İşte Aktivist İsmet Mısırlıoğlu'nun Timeturk için kaleme aldığı o yazı;
Berlin Senatosu Müslümanları Ciddiye Almıyor!
Böyle giderse cenazelerinizi defnedecek yer bulamayacağız.
Berlin' de"her semtte bir Müslüman mezarlığı" adı altında gösteri düzenlendi.
Hedef kitlesi Berlin Senatosu ve belediyeler olmasına rağmen, Berlin Türk Şehitlik Camisi önünde miting yapılması kamuoyunun tepkisini çekti.
Bunu organizeye katılanlardan da duymam beni hiç şaşırtmadı.
Etkinliği organize eden Berliner Bürgerplatform neden yanlış adres gösterdi?
Cuma namazı sonrası caminin önünde toplanma fikrini onlara kim vermişti?

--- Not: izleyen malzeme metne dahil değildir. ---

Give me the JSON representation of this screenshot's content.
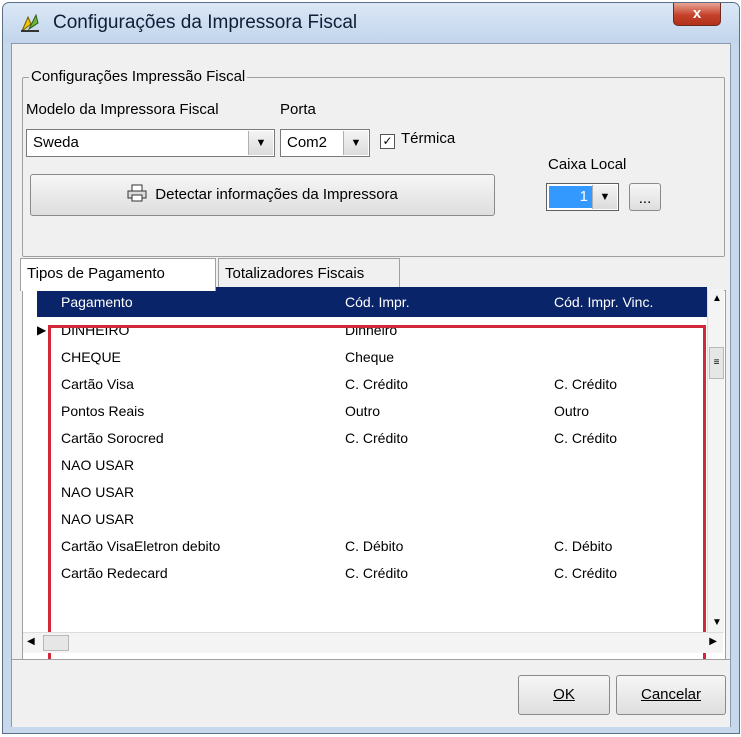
{
  "window": {
    "title": "Configurações da Impressora Fiscal",
    "close_label": "x"
  },
  "fiscal_group": {
    "legend": "Configurações Impressão Fiscal",
    "model_label": "Modelo da Impressora Fiscal",
    "model_value": "Sweda",
    "port_label": "Porta",
    "port_value": "Com2",
    "thermal_label": "Térmica",
    "thermal_checked": true,
    "detect_button": "Detectar informações da Impressora",
    "caixa_label": "Caixa Local",
    "caixa_value": "1",
    "ellipsis_button": "..."
  },
  "tabs": [
    {
      "label": "Tipos de Pagamento",
      "active": true
    },
    {
      "label": "Totalizadores Fiscais",
      "active": false
    }
  ],
  "grid": {
    "columns": [
      "Pagamento",
      "Cód. Impr.",
      "Cód. Impr. Vinc."
    ],
    "rows": [
      {
        "pagamento": "DINHEIRO",
        "cod": "Dinheiro",
        "vinc": ""
      },
      {
        "pagamento": "CHEQUE",
        "cod": "Cheque",
        "vinc": ""
      },
      {
        "pagamento": "Cartão Visa",
        "cod": "C. Crédito",
        "vinc": "C. Crédito"
      },
      {
        "pagamento": "Pontos Reais",
        "cod": "Outro",
        "vinc": "Outro"
      },
      {
        "pagamento": "Cartão Sorocred",
        "cod": "C. Crédito",
        "vinc": "C. Crédito"
      },
      {
        "pagamento": "NAO USAR",
        "cod": "",
        "vinc": ""
      },
      {
        "pagamento": "NAO USAR",
        "cod": "",
        "vinc": ""
      },
      {
        "pagamento": "NAO USAR",
        "cod": "",
        "vinc": ""
      },
      {
        "pagamento": "Cartão VisaEletron debito",
        "cod": "C. Débito",
        "vinc": "C. Débito"
      },
      {
        "pagamento": "Cartão Redecard",
        "cod": "C. Crédito",
        "vinc": "C. Crédito"
      }
    ],
    "current_row_indicator": "▶"
  },
  "footer": {
    "ok_label": "OK",
    "cancel_label": "Cancelar"
  },
  "colors": {
    "grid_header": "#0a246a",
    "highlight_frame": "#d1283a",
    "caixa_selection": "#3399ff"
  }
}
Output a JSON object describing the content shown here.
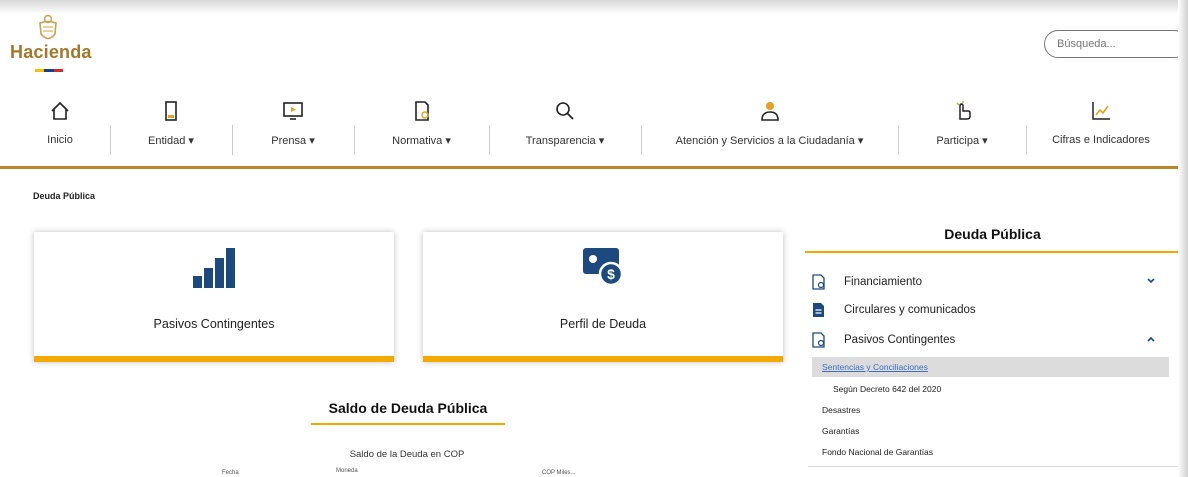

Binin üzerinde kişinin aynı anda namaz kıldığı Şehitlik Camisi'nden gösteriye sadece 20 kişi katıldı Bunları ise organisatörler, yerel medya, bir kaç STK temsilcisi ve konuşmacılar oluşturuyordu.
Berlin'in ana trafik damarlarından biri olan Columbiadamm caddesini saatlerce trafiğe kapatmak ve halkın öfkesini üzerine çekmek akıllıca bir davranış olmaması gerek.
Yoğun yağmur yağışının katılımı olumsuz yönde etkileme varsayımı gözönünde bulundurulsa da verilmesi gereken asıl mesaj yanlış zamanda, yanlış yerde ve yanlış kişilerle duyurulmak istenmesi acınası bir durumdu.
Kürsü adeta Yeşiller Partisi'nin gösterisi alanına dönüştü. İki temsilcisi birden sahne aldı ve bildiğimiz şeyleri tekrarlayıp durdu.
Çaktırmadan da seçim çalışması yaptılar.
Federal ve eyalet hükümetlerinin koalisyon ortağı, dolayısıyla iktidarda olmasına rağmen, Susanne Kahlefeld'in elimiz kolumuz bağlı havasında konuşması dinleyenler tarafından hiç samimi karşılanmadı.
Mezarlıklar konusunun ilçe meclislerinin sorumluluğu altında bulunmasını söylemesiyle neyi anlatmak istiyordu?
Yeşillerin orada da çok güçlü olduğunu bizim kadar kendisi de bilmiyor mu?
Asıl konu, Berlin Senatosu'nun Müslümanlara kendiliğinden hiç bir hakkı vermek istememesinin kaynaklanıyor.
Ne manidar ki yine aynı sol hükümetin (SPD-YEŞİLLER ve SOL PARTİ) 2005'de Berlin'de kamuda başörtüsü yasağını getirmesi ve dün anayasa mahkemesinin bunu iptal etmesi aynı zamana denk geldi.
Hükümetteki tüm siyasi partiler, Müslümanları temel haklarına kavuşması konusunda oyalıyor.
Bürger Platform gibi oluşumlar Müslümanların heyecanı amiyane tabirle gazını alıyor ve gerçek muhataplarınla bir araya gelmesini engelliyor.
Anakent Belediyesi (Rotes Rathaus) önünde yapılması gereken ciddi bir etkinlik, cami önüne alınarak hedef şaşırtıldı.
Sonuçta siyasilerin malzemesi olundu ve kimse destek vermedi.
Bu tarz istekleri Müslüman çatı kuruluşları kendileri organize etmeli ve gösteri her camide ilan edilmeli.
Ben Cuma namazını başka bir çatı kuruluşun camisinde kıldım, fakat bu etkinlik orada bile duyurulmadı. Onların da bir bildiği olmalı.
Bu da demek oluyor ki haklı taleplerimizi dile getirirken önce kendi aramızda tek ses olacağız.
Aksi takdirde bereket olarak gelen nimet kuraklığa dönüşür, sadece ismi Yeşiller olan bir partiden ölülerimiz çin yeşil alan isteme acziyetine düşeriz.
Dirimize ne faydası oldu ki ölümüze olsun?